Мне представилась возможность самому заняться творчеством при возведении обещанного Масэ дворца. До поездки во Флоренцию мне казалось, что это здание должно быть похожим на то, которое являлось для меня воплощением высшей роскоши: Шато-де-Меэн-сюр-Йевр. Король, бывая в здешних местах, останавливался в этом замке, который некогда построил герцог Иоанн. Это была крепость с круглыми башнями. Единственным, хоть и робким нововведением, ставшим его главным достоинством, были пробитые в каменных стенах высокие окна, откуда открывался прекрасный вид.
Купленный мною земельный участок с остатками римской крепостной стены должен был лечь в основание точно такой же постройки, как замок Меэн, – по крайней мере, так мы задумали с Масэ. Для этого было решено добавить к большой римской башне еще одну, чтобы здание походило на крепость. Но, вернувшись из Флоренции, я счел эту идею нелепой. Там я увидел дворцы, которые ничем не напоминали о войне, и неспроста. Это были высокие светлые дома, где башни возводили лишь затем, чтобы по внутренней винтовой лестнице подниматься на верхнюю площадку. Фрески на стенах итальянских дворцов излучали сияние красок, а цветные витражи несли живой свет. Архитекторы соревновались в стремлении придать этим зданиям изящество и легкость, в то время как наши замки-крепости напоминали о варварской старине.

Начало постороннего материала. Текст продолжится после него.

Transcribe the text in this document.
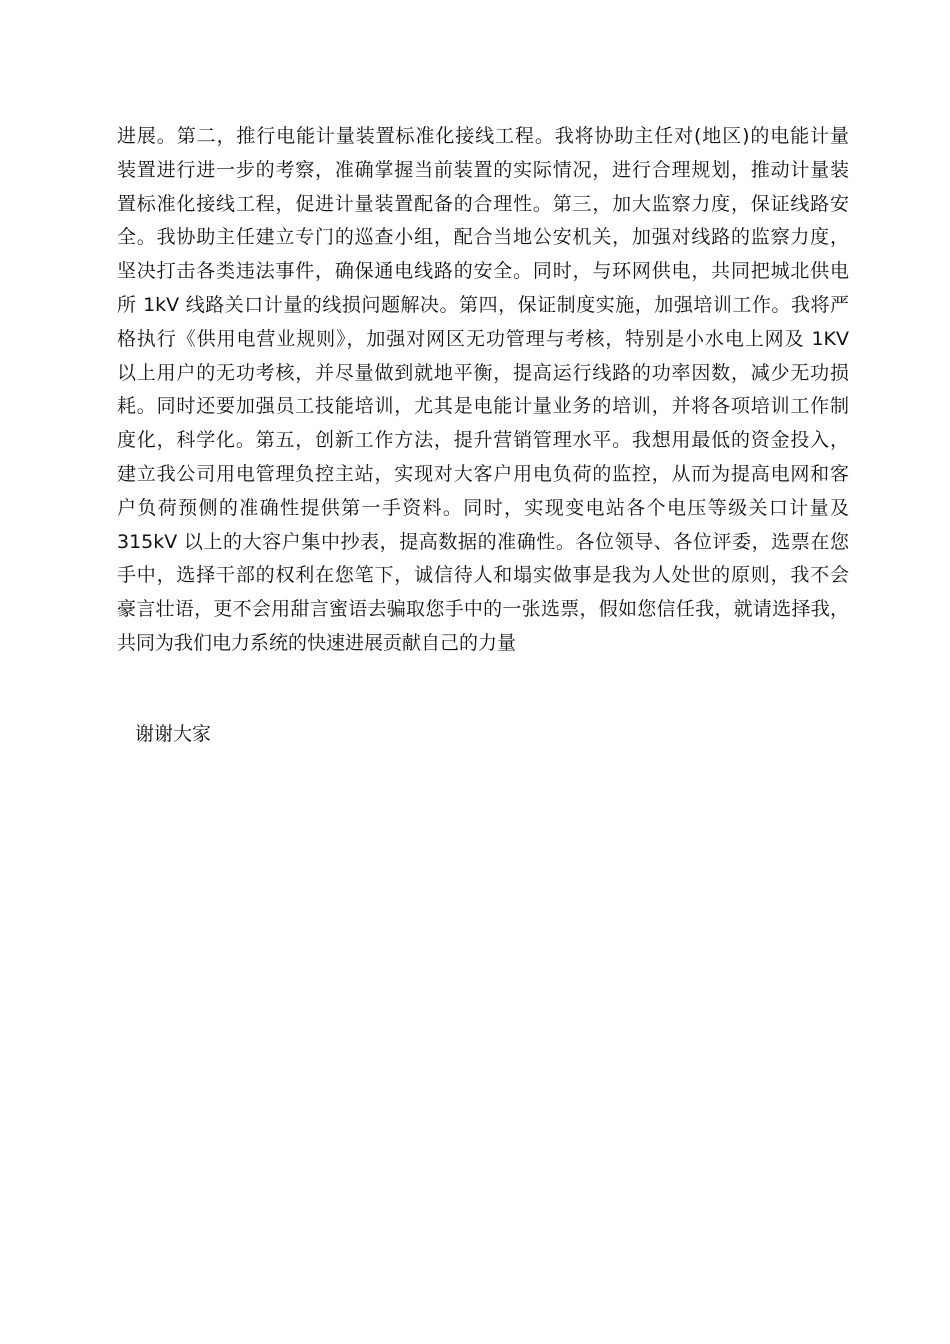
进展。第二，推行电能计量装置标准化接线工程。我将协助主任对(地区)的电能计量
装置进行进一步的考察，准确掌握当前装置的实际情况，进行合理规划，推动计量装
置标准化接线工程，促进计量装置配备的合理性。第三，加大监察力度，保证线路安
全。我协助主任建立专门的巡查小组，配合当地公安机关，加强对线路的监察力度，
坚决打击各类违法事件，确保通电线路的安全。同时，与环网供电，共同把城北供电
所 1kV 线路关口计量的线损问题解决。第四，保证制度实施，加强培训工作。我将严
格执行《供用电营业规则》，加强对网区无功管理与考核，特别是小水电上网及 1KV
以上用户的无功考核，并尽量做到就地平衡，提高运行线路的功率因数，减少无功损
耗。同时还要加强员工技能培训，尤其是电能计量业务的培训，并将各项培训工作制
度化，科学化。第五，创新工作方法，提升营销管理水平。我想用最低的资金投入，
建立我公司用电管理负控主站，实现对大客户用电负荷的监控，从而为提高电网和客
户负荷预侧的准确性提供第一手资料。同时，实现变电站各个电压等级关口计量及
315kV 以上的大容户集中抄表，提高数据的准确性。各位领导、各位评委，选票在您
手中，选择干部的权利在您笔下，诚信待人和塌实做事是我为人处世的原则，我不会
豪言壮语，更不会用甜言蜜语去骗取您手中的一张选票，假如您信任我，就请选择我，
共同为我们电力系统的快速进展贡献自己的力量
谢谢大家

Я решил последовать итальянским образцам и полностью пересмотреть проект. Увы, прибыв в Бурж, я понял, что, пока меня не было, Масэ удалось значительно продвинуть работы, древнеримскую стену укрепили и подлатали, так что в низине уже выросли две башни, в уменьшенных пропорциях воспроизводившие силуэт замка Меэн. Масэ провела меня по стройке, радуясь, что может показать результат своих стараний. Я был разочарован. Я не осмелился показать ей эскизы, которые сделал по моей просьбе архитектор из Флоренции.
Я ненадолго отлучился в Пюи. На протяжении всей поездки дворец не выходил у меня из головы. Не желая омрачать радость Масэ, я подыграл ей, изобразив, что доволен. Но, оставшись один, я почувствовал, что подступает отчаяние. В чем была глубинная причина этих чувств?.. Мне принадлежало множество поместий; имея средства, я мог в другом месте построить дом, более отвечающий моим итальянским пристрастиям. Недавно я купил участок под застройку в Монпелье. Там ни Масэ, ни кто другой не будут мне указывать, что следует возвести. Однако все эти соображения меня слабо утешали. Именно дворец в Бурже, которому я до сих пор почти не уделял внимания – ведь постройка была затеяна, чтобы доставить удовольствие Масэ, – неожиданно стал для меня важным. Сказать по правде, после Флоренции я только о нем и думал. Мне было необходимо, чтобы в средоточии моей жизни, в том месте, где находятся мой домашний очаг и центр моих деловых интересов, я смог выстроить дворец, который запечатлел бы мое видение будущего, отразил мои желания и мечты. Нелепо, если вместо этого здесь вырастет жалкая копия феодального замка, печальный символ аристократических претензий, который вряд ли кого введет в заблуждение. Словом, получалось, что я старательно выстраиваю образ разбогатевшего выскочки. На годы, даже на века этот монумент закрепит ложное впечатление обо мне. Я буду выглядеть дорвавшимся до власти и денег человеком, пожелавшим отвоевать себе место в мире владетельных сеньоров. В сущности, мне было не так уж важно, что подумают обо мне в будущем. Но ложный образ создавался здесь и сейчас, и в это была втянута моя семья. Мне хотелось, чтобы Масэ, дети, король увидели мое подлинное лицо и истинные цели. Деньги, титулы – все это мало для меня значило. Мною руководила мечта об ином мире – мире света и покоя, торговли и труда, мире, где правит наслаждение и где идеальный человек ищет, как выразить себя, а не изобретает новые средства и способы убивать себе подобных. Это будет мир, куда стекается все лучшее, что сотворено на всех континентах земли. Именно этот образ мелькнул предо мной во Флоренции, и я хотел, чтобы он нашел отражение в моем дворце.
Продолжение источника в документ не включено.